J'en termine avec le blog de Paul Cox, son Jeu de construction, qu'il a tenu à l'occasion d'une exposition à Beaubourg en 2005. Dans la dernière page archivée, à l'article 75, Le vide et le plein, il présente des fragiles constructions qui encombrent, dit-il, son bureau, comme celle-ci
"dont l'empilement serpentin me ramène aux ruisseaux méandreux d'hier ou d'avant-hier(...)"
Ruisseaux méandreux... je m'arrête sur cette expression, c'est exactement celle que j'ai utilisée cet après-midi dans l'écriture d'une lettre à un ami. Nous correspondons depuis longtemps, mais je ne lui avais pas donné de réponse depuis de longues semaines. Je lui écrivais donc qu'après la pièce que nous avions jouée en mars, la vie avait, comme on dit, repris son cours, mais pas un cours de long fleuve tranquille, non, plutôt celui d'un ruisseau capricieux, méandreux, à l'étiage variable et aux berges traîtresses. Je m'étais même interrogé sur la validité de cet adjectif méandreux. Etait-il français ? Peut-être pas, je ne vérifiai pas, je m'en fichais.
Et puis je le retrouve chez Paul Cox, associé au même nom, ruisseau. Voici par ailleurs l'image de ruisseau qu'il avait inséré dans un article antérieur (73 - Positif-négatif) :
Il écrivait ceci : "La dernière promenade avant de repartir m'offre le joli spectacle de ce ruisseau qui me semble être le reflet exact de ma pensée à ce stade de mes projets, hésitant, s'emballant pour une idée, puis pour une autre en tous points opposée. J'y retrouve une nouvelle fois mon cher contraste positif-négatif observé tant de fois dans les peintures chinoises. J'ai l'espoir que ces va-et-vient de l'imagination me conduiront à une heureuse synthèse."
Bel effet de hasard objectif, une fois encore, avant de quitter ce blog. Qui me donne comme une note d'espoir en ce temps déprimant.
Du coup, je m'amuse à rechercher "ruisseau méandreux" sur Google. Les cinq premières réponses pointent toutes vers un extrait de Désiré Nisard :
Ce Désiré Nisard (1806-1888), politicien et écrivain bien oublié, a fait un retour récent en littérature grâce à Eric Chevillard. A vrai dire, il doit se retourner dans sa tombe, car le gaillard ne l'a pas épargné. Le titre du livre, publié en 2006, est sans ambiguïté : Démolir Nisard.

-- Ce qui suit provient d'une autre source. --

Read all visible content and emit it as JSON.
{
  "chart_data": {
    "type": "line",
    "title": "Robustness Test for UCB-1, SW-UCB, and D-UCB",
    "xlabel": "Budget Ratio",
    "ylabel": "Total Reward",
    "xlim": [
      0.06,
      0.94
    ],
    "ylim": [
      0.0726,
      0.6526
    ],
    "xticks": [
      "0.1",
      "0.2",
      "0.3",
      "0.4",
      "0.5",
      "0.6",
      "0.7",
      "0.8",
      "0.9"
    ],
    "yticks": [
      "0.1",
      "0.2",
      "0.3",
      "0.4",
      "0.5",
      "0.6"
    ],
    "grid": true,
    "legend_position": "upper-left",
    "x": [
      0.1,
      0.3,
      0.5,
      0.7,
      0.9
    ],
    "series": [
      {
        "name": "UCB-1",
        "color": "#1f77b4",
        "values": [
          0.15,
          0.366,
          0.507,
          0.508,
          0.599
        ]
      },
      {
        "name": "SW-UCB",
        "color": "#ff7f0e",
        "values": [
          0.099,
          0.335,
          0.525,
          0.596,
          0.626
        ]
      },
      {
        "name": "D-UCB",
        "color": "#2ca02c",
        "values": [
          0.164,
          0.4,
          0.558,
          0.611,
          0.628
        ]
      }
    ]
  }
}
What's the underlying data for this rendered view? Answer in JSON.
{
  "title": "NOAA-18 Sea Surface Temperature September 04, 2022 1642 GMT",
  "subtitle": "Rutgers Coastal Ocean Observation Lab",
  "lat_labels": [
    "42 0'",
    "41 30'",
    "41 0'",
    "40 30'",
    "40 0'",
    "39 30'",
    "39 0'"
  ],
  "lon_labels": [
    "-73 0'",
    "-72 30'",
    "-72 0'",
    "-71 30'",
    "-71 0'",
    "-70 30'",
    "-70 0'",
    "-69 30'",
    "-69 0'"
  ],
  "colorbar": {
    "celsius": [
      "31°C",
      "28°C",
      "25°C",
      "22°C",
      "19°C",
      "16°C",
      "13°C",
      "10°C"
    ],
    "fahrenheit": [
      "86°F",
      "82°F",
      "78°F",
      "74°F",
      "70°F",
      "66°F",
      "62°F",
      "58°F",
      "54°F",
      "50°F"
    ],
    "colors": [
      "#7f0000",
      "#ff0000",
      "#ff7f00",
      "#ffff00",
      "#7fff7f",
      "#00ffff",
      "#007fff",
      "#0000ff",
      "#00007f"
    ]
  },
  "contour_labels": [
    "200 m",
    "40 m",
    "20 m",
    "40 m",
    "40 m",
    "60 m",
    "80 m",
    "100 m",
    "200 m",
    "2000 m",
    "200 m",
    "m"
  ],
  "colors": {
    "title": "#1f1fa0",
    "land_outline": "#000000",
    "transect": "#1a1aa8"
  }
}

"Pour se connaître enfin soi-même, il n'est pas de meilleur moyen que de connaître bien son ennemi. Ordinairement, celui-ci ne fait pas mystère de sa personne : on ne voit et on n'entend que lui partout. Mais le narrateur de ce livre va devoir s'employer à débusquer le sien, mort en 1888 et oublié presque aussitôt. Désiré Nisard, critique littéraire académique et compassé, sermonneur versatile, n'en a pour autant pas fini de nuire. Il a pesé de tout son poids sur la trame légère des jours comptés à l'humanité. Il a contribué au malheur de celle-ci, aujourd'hui encore accru par les fatales conséquences de ses moindres opinions et petits gestes mesquins. Tout cela appelle une juste vengeance. Désiré Nisard doit disparaître. L'idéal serait qu'il n'ait jamais vécu. La plus infime trace de son existence sera effacée. Ce livre entend lui régler son compte une bonne fois."
Il faut dire que ce Nisard en tenait pour la décadence des belles lettres, et il qualifiait les livres de Victor Hugo et de Dumas de "littérature facile" et de « débauches d’imaginations en délire, indignes d’occuper les esprits sérieux ». Polémiste ayant rejoint les rangs du pouvoir établi, carriériste sans égal, il devint inspecteur général et professeur d'éloquence française à la faculté de Paris. C'est là qu'il exposa sa théorie des deux morales "qui resta attachée à son nom. Il distingua la morale ordinaire, qui régit les actions des simples particuliers, et celle, plus large, applicable seulement aux princes, qui peuvent violer leurs serments, emprunter des millions sans les rendre, etc. Le chahut qui s’ensuivit trouva sa conclusion en correctionnelle, où plusieurs étudiants furent condamnés à de la prison, transformant une explosion de potaches en événement politique, et popularisant son sobriquet d'« homme à deux morales »."
Une théorie qui doit sans doute encore inspirer certains de nos dirigeants.
Finalement, nous revoilà plongé dans ce contraste positif-négatif cher à l'artiste. Le ruisseau méandreux rassemble et oppose tout à la fois l'homme admirable et stimulant, Paul Cox, et le littérateur abhorré, Désiré Nisard.